Diğer taraftan ihalede best offer ile FMS yolu ile alım üst bedeli de farklı kavramlardır. Örneğin, 40 adet F-16 B-70 ve modernizasyon vs vs teklifi üst sınırı belirtilmiş FMS yolu ile doğrudan tedariktir. İhale konusu değildir. Ancak ihalede ise, teklifler arası rakamlar ve kabiliyetler ile kazanımlar yarışır. Teorik olarak,  en ucuz değil en uygun teklif kazanmış sayılsa da, bedel, teklifin teknik ve sayısal özellikleri, know how, offset vs kazanımlar için asgari kazanımlar bellidir. Diğer taraftan ihale konusu bir alımda FMS kredisi kullanıldığında da borcun (ihale bedelinin) kredi ile yapılandırılması, FMS hizmetlerinin artı bedelleri ile yeniden gerçekleştirilir. Mesela Türkiye ilk olarak ihalede  F-16'ya karar verdiğinde birim bedel 20 milyon dolar ise de, FMS işin ,içine girip yapılandırma yapıldığında, Blok -30'dan 40'a geçildiğinde ödenen rakam ihale bedelinin çok çok üzerine çıkar, altına inmez. Veya biz yurdışında bir gemi, obüs, zırhlı araç ihalesine girdiğimizde  peşin fiyat veririz. Peşin fiyatlar karşılaştırılır ama, kimin bedeli nasıl taksitlendirdiği, kredilendirdiği işin ayrı bir boyutudur.
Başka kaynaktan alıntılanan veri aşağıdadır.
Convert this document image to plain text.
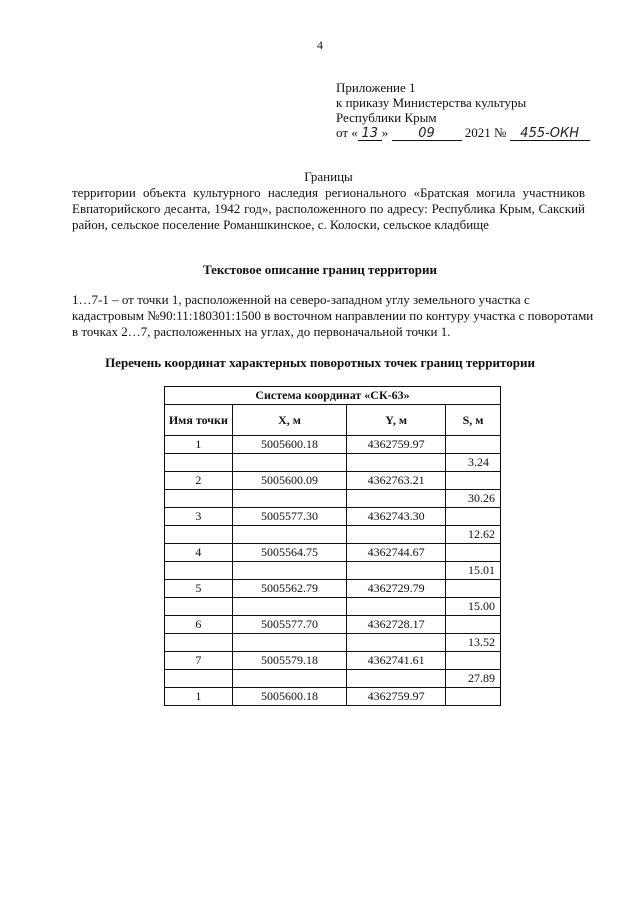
4
Приложение 1
к приказу Министерства культуры
Республики Крым
от « 13 » 09 2021 № 455-ОКН
Границы
территории объекта культурного наследия регионального «Братская могила участников Евпаторийского десанта, 1942 год», расположенного по адресу: Республика Крым, Сакский район, сельское поселение Романшкинское, с. Колоски, сельское кладбище
Текстовое описание границ территории
1…7-1 – от точки 1, расположенной на северо-западном углу земельного участка с кадастровым №90:11:180301:1500 в восточном направлении по контуру участка с поворотами в точках 2…7, расположенных на углах, до первоначальной точки 1.
Перечень координат характерных поворотных точек границ территории
Система координат «СК-63»			
Имя точки	X, м	Y, м	S, м
1	5005600.18	4362759.97	
			3.24
2	5005600.09	4362763.21	
			30.26
3	5005577.30	4362743.30	
			12.62
4	5005564.75	4362744.67	
			15.01
5	5005562.79	4362729.79	
			15.00
6	5005577.70	4362728.17	
			13.52
7	5005579.18	4362741.61	
			27.89
1	5005600.18	4362759.97	
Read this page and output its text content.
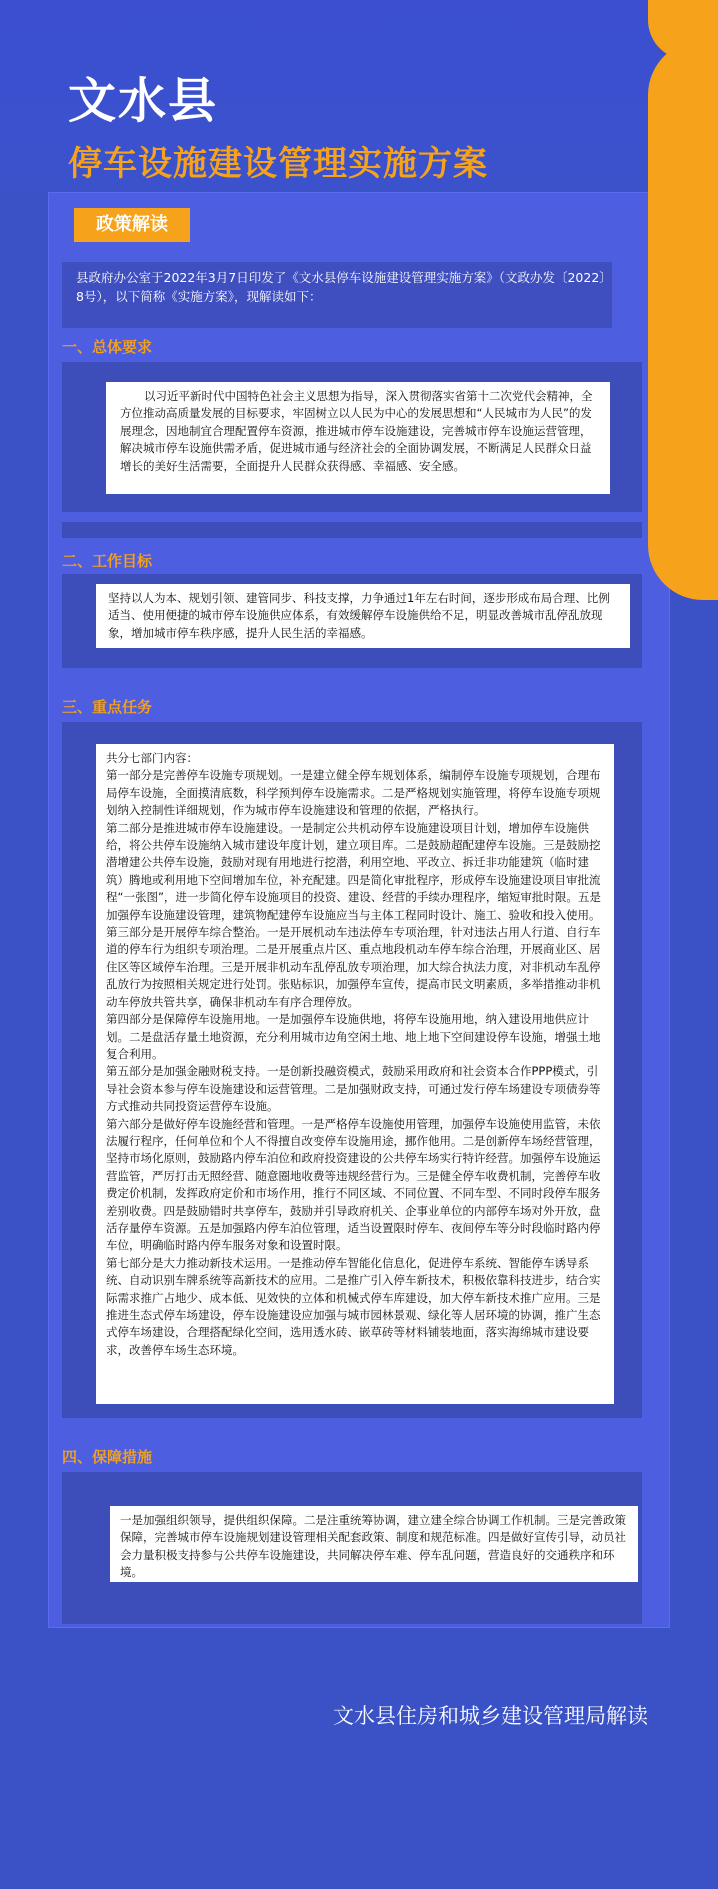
文水县
停车设施建设管理实施方案
政策解读

县政府办公室于2022年3月7日印发了《文水县停车设施建设管理实施方案》（文政办发〔2022〕8号），以下简称《实施方案》，现解读如下：

一、总体要求
以习近平新时代中国特色社会主义思想为指导，深入贯彻落实省第十二次党代会精神，全方位推动高质量发展的目标要求，牢固树立以人民为中心的发展思想和“人民城市为人民”的发展理念，因地制宜合理配置停车资源，推进城市停车设施建设，完善城市停车设施运营管理，解决城市停车设施供需矛盾，促进城市通与经济社会的全面协调发展，不断满足人民群众日益增长的美好生活需要，全面提升人民群众获得感、幸福感、安全感。
二、工作目标
坚持以人为本、规划引领、建管同步、科技支撑，力争通过1年左右时间，逐步形成布局合理、比例适当、使用便捷的城市停车设施供应体系，有效缓解停车设施供给不足，明显改善城市乱停乱放现象，增加城市停车秩序感，提升人民生活的幸福感。
三、重点任务
共分七部门内容：
第一部分是完善停车设施专项规划。一是建立健全停车规划体系，编制停车设施专项规划，合理布局停车设施，全面摸清底数，科学预判停车设施需求。二是严格规划实施管理，将停车设施专项规划纳入控制性详细规划，作为城市停车设施建设和管理的依据，严格执行。
第二部分是推进城市停车设施建设。一是制定公共机动停车设施建设项目计划，增加停车设施供给，将公共停车设施纳入城市建设年度计划，建立项目库。二是鼓励超配建停车设施。三是鼓励挖潜增建公共停车设施，鼓励对现有用地进行挖潜，利用空地、平改立、拆迁非功能建筑（临时建筑）腾地或利用地下空间增加车位，补充配建。四是简化审批程序，形成停车设施建设项目审批流程“一张图”，进一步简化停车设施项目的投资、建设、经营的手续办理程序，缩短审批时限。五是加强停车设施建设管理，建筑物配建停车设施应当与主体工程同时设计、施工、验收和投入使用。
第三部分是开展停车综合整治。一是开展机动车违法停车专项治理，针对违法占用人行道、自行车道的停车行为组织专项治理。二是开展重点片区、重点地段机动车停车综合治理，开展商业区、居住区等区域停车治理。三是开展非机动车乱停乱放专项治理，加大综合执法力度，对非机动车乱停乱放行为按照相关规定进行处罚。张贴标识，加强停车宣传，提高市民文明素质，多举措推动非机动车停放共管共享，确保非机动车有序合理停放。
第四部分是保障停车设施用地。一是加强停车设施供地，将停车设施用地，纳入建设用地供应计划。二是盘活存量土地资源，充分利用城市边角空闲土地、地上地下空间建设停车设施，增强土地复合利用。
第五部分是加强金融财税支持。一是创新投融资模式，鼓励采用政府和社会资本合作PPP模式，引导社会资本参与停车设施建设和运营管理。二是加强财政支持，可通过发行停车场建设专项债券等方式推动共同投资运营停车设施。
第六部分是做好停车设施经营和管理。一是严格停车设施使用管理，加强停车设施使用监管，未依法履行程序，任何单位和个人不得擅自改变停车设施用途，挪作他用。二是创新停车场经营管理，坚持市场化原则，鼓励路内停车泊位和政府投资建设的公共停车场实行特许经营。加强停车设施运营监管，严厉打击无照经营、随意圈地收费等违规经营行为。三是健全停车收费机制，完善停车收费定价机制，发挥政府定价和市场作用，推行不同区域、不同位置、不同车型、不同时段停车服务差别收费。四是鼓励错时共享停车，鼓励并引导政府机关、企事业单位的内部停车场对外开放，盘活存量停车资源。五是加强路内停车泊位管理，适当设置限时停车、夜间停车等分时段临时路内停车位，明确临时路内停车服务对象和设置时限。
第七部分是大力推动新技术运用。一是推动停车智能化信息化，促进停车系统、智能停车诱导系统、自动识别车牌系统等高新技术的应用。二是推广引入停车新技术，积极依靠科技进步，结合实际需求推广占地少、成本低、见效快的立体和机械式停车库建设，加大停车新技术推广应用。三是推进生态式停车场建设，停车设施建设应加强与城市园林景观、绿化等人居环境的协调，推广生态式停车场建设，合理搭配绿化空间，选用透水砖、嵌草砖等材料铺装地面，落实海绵城市建设要求，改善停车场生态环境。
四、保障措施
一是加强组织领导，提供组织保障。二是注重统筹协调，建立建全综合协调工作机制。三是完善政策保障，完善城市停车设施规划建设管理相关配套政策、制度和规范标准。四是做好宣传引导，动员社会力量积极支持参与公共停车设施建设，共同解决停车难、停车乱问题，营造良好的交通秩序和环境。

文水县住房和城乡建设管理局解读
Bu bakımdan konu geldi çattı önemli bir hususa. Büyük ihracat rakamları gerçekleştirmek istiyorsak, savunma sanayi kadar, kredilendirme, satış sonrası hizmetler ve bunların rastgele olmaktan çıkartılıp,  merkezileştirilip, mevzuat haline getirilmesine de çalışmamız lazım. Bu surette Savunma Sanayi, Kredi Kuruluşlarımız. kurulabilecek Savunma Sanayi ve  TSK Eğitim döner sermayeleri, TSK personeli ve hatta eğitim/satış sonrası eğitimde değerlendirilebilecek  emeklileri gibi birçok kesim için sürdülebilir bir döngüsel gelişme ortamı yaratabiliriz.   
Mesajı Paylaş

Alıntı yapılan: mehmet05 - 23 Ağustos 2024, 23:36:37
Bu bakımdan konu geldi çattı önemli bir hususa. Büyük ihracat rakamları gerçekleştirmek istiyorsak, savunma sanayi kadar, kredilendirme, satış sonrası hizmetler ve bunların rastgele olmaktan çıkartılıp,  merkezileştirilip, mevzuat haline getirilmesine de çalışmamız lazım. Bu surette Savunma Sanayi, Kredi Kuruluşlarımız. kurulabilecek Savunma Sanayi ve  TSK Eğitim döner sermayeleri, TSK personeli ve hatta eğitim/satış sonrası eğitimde değerlendirilebilecek  emeklileri gibi birçok kesim için sürdülebilir bir döngüsel gelişme ortamı yaratabiliriz.   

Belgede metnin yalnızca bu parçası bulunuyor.